Monday 23 May 2011

Forgeries and truth.

Lunch with a dear old friend: theatre chaplain, Shakespeare lover, retired Anglican priest. We share stories of the consummate skill of good actors reading a Bible passage aloud: their economy of expression producing the maximum expressiveness and meaning, shedding light on familiar words. We bemoan the scant attention paid in most local churches to the task of reading the text appointed for the Sunday service or, indeed, the training of lesson readers. Musicians practice, actors rehearse, only lesson readers step up to the lectern in church with the minimum of voice preparation or any rehearsal of the passage to be read. My friend reveals that he spends about 90 minutes preparing a reading, including writing the passage out by hand, however familiar it may be. Sometimes, he tells me, a choice of words leaps up and really hits you, as for instance, the line from A Misdummer Night’s Dream when Titania says, “These are the forgeries of jealousy”.

It so happens that I have been returning this week to one of the most familiar passages of the Bible in the English language: chapter 13 of Paul’s letter to the Corinthians. For once the incomparable English of the King James Version obscures the impact for me of verses 5 and 6. “[Love] is not easily provoked, thinketh no evil; rejoiceth not in iniquity, but rejoiceth in the truth;” becomes in a modern translation: “Love keeps no score of wrongs, takes no pleasure in the sins of others, but delights in the truth.”

Hmmm: what is this truth to be rejoiced in rather than keeping censorious scores to give myself some so-called satisfaction? I am reminded of the simple statement in Eckhart Tolle’s ‘The Power of Now’: “Create no more pain in the present.” What can feel like the pleasure of score keeping is in fact a dysfunctional reaction which simply prolongs the pain of the encounter I am recalling. Worse, I may be saving up the unpleasant memory in the hope of getting my own back sometime; cradling present pain to create more pain in the future. How balmy can I get?!

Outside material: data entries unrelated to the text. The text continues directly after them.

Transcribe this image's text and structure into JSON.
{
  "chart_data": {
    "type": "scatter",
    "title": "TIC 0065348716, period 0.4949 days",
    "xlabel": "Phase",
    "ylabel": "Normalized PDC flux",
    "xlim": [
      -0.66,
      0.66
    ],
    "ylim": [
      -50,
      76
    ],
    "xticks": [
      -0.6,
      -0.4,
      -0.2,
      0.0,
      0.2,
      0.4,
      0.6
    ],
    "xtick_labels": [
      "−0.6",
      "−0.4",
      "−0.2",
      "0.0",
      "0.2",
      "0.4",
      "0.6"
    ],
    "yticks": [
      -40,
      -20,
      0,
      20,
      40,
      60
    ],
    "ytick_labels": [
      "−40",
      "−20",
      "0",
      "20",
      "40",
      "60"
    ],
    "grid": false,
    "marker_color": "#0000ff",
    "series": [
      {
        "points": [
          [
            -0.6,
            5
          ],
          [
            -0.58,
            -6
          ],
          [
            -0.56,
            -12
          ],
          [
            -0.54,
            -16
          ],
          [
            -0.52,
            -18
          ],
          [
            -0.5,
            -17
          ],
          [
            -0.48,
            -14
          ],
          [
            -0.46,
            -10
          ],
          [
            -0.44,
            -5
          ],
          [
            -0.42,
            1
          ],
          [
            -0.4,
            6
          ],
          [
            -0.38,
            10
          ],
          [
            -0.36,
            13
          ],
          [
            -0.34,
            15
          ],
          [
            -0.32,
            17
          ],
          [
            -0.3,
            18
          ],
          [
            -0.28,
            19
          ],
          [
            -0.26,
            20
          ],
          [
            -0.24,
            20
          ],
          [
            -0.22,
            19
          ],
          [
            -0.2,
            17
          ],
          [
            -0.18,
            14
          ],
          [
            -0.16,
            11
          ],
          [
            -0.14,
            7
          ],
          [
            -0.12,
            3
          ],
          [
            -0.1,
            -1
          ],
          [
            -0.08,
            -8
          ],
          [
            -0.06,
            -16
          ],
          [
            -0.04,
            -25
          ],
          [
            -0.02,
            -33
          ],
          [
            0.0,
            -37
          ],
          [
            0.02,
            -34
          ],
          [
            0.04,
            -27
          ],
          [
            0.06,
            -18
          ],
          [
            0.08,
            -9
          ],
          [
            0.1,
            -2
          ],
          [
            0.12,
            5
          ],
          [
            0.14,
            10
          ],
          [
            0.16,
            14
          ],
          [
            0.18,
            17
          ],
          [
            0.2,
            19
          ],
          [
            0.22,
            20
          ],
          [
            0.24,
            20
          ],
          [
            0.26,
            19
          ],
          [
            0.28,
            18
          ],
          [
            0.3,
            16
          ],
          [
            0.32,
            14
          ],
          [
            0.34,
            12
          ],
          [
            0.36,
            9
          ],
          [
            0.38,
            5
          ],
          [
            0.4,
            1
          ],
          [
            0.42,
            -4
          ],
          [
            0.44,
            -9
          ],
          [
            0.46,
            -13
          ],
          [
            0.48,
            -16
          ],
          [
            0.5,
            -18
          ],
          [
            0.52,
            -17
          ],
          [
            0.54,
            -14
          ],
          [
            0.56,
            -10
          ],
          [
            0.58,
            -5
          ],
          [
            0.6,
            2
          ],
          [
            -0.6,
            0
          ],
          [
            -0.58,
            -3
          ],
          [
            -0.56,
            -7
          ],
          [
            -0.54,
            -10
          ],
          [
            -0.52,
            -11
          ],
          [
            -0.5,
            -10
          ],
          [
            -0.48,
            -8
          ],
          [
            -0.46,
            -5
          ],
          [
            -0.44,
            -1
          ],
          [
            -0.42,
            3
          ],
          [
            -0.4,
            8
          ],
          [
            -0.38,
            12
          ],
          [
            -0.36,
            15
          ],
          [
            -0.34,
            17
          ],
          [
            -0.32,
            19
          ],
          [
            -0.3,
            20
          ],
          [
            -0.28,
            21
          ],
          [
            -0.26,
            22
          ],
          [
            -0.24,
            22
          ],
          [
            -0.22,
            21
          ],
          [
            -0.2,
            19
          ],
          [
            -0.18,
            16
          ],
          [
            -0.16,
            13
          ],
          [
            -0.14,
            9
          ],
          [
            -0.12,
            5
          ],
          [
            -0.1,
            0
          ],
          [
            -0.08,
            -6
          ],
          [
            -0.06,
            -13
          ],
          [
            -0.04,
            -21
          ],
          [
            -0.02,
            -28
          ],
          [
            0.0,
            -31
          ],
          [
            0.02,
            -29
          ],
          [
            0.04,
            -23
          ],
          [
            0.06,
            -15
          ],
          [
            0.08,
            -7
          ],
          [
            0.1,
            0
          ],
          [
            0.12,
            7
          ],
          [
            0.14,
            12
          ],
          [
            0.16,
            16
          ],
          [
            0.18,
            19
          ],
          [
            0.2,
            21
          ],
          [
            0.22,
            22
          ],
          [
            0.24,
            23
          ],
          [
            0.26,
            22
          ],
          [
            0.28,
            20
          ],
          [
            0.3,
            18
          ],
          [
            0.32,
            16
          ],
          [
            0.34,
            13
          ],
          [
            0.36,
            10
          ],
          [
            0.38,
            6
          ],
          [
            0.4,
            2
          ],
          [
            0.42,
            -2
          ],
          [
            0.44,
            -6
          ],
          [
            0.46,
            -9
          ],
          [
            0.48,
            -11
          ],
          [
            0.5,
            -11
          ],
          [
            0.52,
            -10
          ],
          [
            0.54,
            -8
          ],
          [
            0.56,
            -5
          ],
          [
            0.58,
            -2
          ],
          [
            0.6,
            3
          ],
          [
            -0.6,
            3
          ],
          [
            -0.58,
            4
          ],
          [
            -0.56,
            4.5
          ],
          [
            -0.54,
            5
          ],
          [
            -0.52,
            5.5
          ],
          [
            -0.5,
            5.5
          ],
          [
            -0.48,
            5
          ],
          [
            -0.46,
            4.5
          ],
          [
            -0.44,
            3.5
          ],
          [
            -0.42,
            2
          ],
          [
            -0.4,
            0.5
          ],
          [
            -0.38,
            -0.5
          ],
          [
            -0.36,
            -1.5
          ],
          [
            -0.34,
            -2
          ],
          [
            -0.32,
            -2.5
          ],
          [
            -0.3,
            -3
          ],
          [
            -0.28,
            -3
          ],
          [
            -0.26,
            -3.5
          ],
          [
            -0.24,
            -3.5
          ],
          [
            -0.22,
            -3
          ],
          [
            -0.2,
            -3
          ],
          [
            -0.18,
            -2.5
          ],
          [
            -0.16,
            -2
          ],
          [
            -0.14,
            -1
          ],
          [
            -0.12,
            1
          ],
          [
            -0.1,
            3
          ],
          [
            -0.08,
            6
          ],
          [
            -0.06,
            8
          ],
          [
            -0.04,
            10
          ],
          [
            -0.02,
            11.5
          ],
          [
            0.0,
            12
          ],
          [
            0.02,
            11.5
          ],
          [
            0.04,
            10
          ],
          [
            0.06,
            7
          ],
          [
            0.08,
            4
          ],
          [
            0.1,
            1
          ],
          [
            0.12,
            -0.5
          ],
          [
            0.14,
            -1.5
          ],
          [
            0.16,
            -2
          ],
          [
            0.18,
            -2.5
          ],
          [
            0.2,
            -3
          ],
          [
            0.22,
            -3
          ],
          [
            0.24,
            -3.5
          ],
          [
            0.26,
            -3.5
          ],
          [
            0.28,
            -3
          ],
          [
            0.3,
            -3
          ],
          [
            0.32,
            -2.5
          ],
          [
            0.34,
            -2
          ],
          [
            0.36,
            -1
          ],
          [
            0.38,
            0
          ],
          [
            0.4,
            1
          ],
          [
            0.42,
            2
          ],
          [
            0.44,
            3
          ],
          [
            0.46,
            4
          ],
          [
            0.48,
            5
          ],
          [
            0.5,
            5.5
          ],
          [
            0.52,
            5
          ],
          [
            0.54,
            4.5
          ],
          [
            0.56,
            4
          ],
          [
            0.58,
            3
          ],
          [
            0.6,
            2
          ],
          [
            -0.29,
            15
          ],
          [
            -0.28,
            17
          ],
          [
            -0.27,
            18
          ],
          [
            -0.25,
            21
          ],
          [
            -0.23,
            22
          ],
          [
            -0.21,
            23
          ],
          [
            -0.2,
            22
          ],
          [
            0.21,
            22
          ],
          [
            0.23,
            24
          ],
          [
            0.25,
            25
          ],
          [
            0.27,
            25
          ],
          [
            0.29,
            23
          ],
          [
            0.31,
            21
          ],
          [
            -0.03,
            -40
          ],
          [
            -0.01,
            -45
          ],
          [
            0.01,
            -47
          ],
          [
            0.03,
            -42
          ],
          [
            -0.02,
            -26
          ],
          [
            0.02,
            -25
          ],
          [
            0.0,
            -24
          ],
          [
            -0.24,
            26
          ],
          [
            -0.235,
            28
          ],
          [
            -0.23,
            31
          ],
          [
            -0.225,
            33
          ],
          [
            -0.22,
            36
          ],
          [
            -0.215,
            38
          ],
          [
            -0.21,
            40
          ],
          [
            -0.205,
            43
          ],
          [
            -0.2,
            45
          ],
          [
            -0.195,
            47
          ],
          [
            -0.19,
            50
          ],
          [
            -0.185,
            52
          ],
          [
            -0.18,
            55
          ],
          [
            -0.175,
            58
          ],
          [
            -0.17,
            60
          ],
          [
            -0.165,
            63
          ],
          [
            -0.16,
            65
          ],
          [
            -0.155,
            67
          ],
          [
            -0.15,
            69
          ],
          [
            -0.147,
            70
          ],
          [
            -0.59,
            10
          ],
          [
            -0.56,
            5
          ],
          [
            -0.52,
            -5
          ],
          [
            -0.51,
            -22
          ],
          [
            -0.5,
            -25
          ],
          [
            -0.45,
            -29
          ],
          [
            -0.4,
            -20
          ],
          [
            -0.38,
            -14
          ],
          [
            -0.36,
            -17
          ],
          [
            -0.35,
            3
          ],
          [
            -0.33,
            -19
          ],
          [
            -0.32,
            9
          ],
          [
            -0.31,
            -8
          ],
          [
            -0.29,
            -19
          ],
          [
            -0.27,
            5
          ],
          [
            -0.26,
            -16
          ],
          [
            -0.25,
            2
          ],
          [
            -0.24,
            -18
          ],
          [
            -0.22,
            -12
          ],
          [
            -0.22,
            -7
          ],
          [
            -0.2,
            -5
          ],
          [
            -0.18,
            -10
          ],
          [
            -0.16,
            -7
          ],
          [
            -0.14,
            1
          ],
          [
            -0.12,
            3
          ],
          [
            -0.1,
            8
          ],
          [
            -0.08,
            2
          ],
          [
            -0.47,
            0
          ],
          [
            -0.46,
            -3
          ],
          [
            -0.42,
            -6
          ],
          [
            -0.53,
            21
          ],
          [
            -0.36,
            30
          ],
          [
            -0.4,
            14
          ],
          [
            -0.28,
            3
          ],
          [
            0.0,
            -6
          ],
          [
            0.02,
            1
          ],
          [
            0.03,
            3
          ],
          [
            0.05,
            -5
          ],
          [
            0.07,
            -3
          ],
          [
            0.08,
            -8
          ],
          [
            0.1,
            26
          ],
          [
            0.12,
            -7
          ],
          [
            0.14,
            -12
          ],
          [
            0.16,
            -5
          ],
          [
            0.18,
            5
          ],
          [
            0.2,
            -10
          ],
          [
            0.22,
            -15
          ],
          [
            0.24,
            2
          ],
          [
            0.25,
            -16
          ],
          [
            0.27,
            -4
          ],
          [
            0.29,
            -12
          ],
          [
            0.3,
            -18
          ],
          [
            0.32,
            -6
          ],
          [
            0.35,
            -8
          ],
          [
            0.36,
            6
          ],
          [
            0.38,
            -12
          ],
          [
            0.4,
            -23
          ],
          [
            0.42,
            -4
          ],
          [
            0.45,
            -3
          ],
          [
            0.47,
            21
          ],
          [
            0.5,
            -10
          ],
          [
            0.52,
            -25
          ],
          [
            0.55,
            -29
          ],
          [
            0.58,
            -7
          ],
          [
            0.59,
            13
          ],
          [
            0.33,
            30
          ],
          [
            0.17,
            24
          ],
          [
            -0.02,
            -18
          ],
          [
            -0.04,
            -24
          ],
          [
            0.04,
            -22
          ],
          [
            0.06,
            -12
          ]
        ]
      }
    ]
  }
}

But still I hadn’t got at the truth I can rejoice in: until now, that is. Suddenly this familiar passage reads, not like a series of impossible standards to be aimed at, but as a fundamental truth about myself and therefore about every human being on the planet. It is our nature to love. Whatever the appearances to the contrary, (and yes, I know there are plenty) our brains are wired for love (love, that is, in the sense of the rest of this famous chapter). That’s the easy bit. The hard bit is remembering the easy bit when it really matters.

Saturday 14 May 2011

Sheer plod

Next month I will be 80. The last five years have been a wondrous time of discovery and growth; a miracle of rebirth for which I am profoundly thankful. George Herbert, towards the end of his life, wrote:

“Who would have thought my shrivel’d heart
Could have recover’d greenness? ....
And now in age I bud again,
After so many deaths I live and write;
I once more smell the dew and rain, ....”

There is a sense, now, in which ‘I know it all’. Yes I realise that sounds – well – ‘know-it-all’, but more facts, more knowledge won’t help me practice what I call the Now Show, that ‘recover’d greenness’ Herbert speaks of. I know how to do it, how to react to circumstances. Reading more books or going to more lectures won’t add anything to my understanding. They might help to confirm the direction I am taking in these last years of living; they might remind me of insights I lose sight of from time to time. Essentially, however, my task, the meaning and purpose of my life is to live what I know. Accepting the isness of each present moment, including feelings of boredom, or thoughts of meaninglessness, is as always the way forward.

It takes about twenty five trips from the kitchen sink through the living room on to our little patio here in central London to water the forty six flower pots there. We’ve had at least six weeks drought now so I have to do it more often. Today I begin the task in one of those moods of, ‘what’s the point of it all’. Then the line from Gerard Manley Hopkins poem, The Windhover, springs up:
“Sheer plod makes plough down sillion shine.”

Life goes on being green even when the exultant soaring flight of inspiration departs.

“No wonder of it: sheer plod makes plough down sillion
Shine, and blue-bleak embers, ah my dear
Fall, gall themselves, and gash gold-vermilion.”